The goal of my latest exercise at using the Open-Source circuit simulation software named ‘NG-SPICE’ consisted of designing a low-powered saw-wave generator. Here were the premises of the project:
- A train of pulses is to be taken as input, that are approximately of 1μS duration, 2V in amplitude, and that have a steady rate of recurrence of 100kHz.
- They are to be converted into a saw-wave that has an attack as fast as the pulses are short, and which has approximately linear falloff after each input pulse.
- One active component is a monolithic N-channel enhancement-mode MOSFET transistor with a gate size of approximately 100 microns squared – which therefore has poor qualities if compared to discrete components – but which is plausible as part of an IC with Medium Scale Integration (:2)
- The other active component is a bipolar diode of unknown weaknesses, which has been approximated as a discrete 1N4148 switching diode.

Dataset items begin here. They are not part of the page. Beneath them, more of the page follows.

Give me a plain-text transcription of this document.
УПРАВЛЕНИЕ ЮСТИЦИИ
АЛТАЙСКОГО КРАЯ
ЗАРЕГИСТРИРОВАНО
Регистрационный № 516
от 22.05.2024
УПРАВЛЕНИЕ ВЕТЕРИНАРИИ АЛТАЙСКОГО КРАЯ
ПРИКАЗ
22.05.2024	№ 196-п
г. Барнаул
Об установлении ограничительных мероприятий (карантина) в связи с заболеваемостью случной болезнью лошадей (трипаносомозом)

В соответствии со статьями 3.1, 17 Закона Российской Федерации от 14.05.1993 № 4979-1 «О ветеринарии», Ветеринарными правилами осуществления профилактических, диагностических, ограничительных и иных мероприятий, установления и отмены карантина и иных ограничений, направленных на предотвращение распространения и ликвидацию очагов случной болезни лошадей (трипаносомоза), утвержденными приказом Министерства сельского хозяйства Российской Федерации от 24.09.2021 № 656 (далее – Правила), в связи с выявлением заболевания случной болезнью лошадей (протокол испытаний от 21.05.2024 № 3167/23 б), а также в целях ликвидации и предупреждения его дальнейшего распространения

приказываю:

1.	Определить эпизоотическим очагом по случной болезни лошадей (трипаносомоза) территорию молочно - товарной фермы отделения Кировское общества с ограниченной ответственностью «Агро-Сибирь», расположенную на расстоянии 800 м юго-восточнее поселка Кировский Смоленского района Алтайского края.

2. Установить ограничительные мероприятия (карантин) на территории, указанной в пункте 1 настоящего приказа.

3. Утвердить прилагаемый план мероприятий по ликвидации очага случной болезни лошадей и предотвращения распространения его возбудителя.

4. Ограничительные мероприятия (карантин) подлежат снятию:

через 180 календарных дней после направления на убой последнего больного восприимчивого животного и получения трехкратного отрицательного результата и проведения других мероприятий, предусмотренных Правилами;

- The entire circuit is to operate off a 3V power supply.
- The maximum output load is in the vicinity of 100kΩ – 40kΩ, and must not change the internal workings of this circuit block. (:1)
- The output amplitude is to reach approximately +1V with respect to the circuit ground.
What was observed:
- The diodes were difficult to get into a conductive state at the low pulse-voltage.
- The chosen MOSFET makes a very poor output driver.
The experiment seems to have been successful.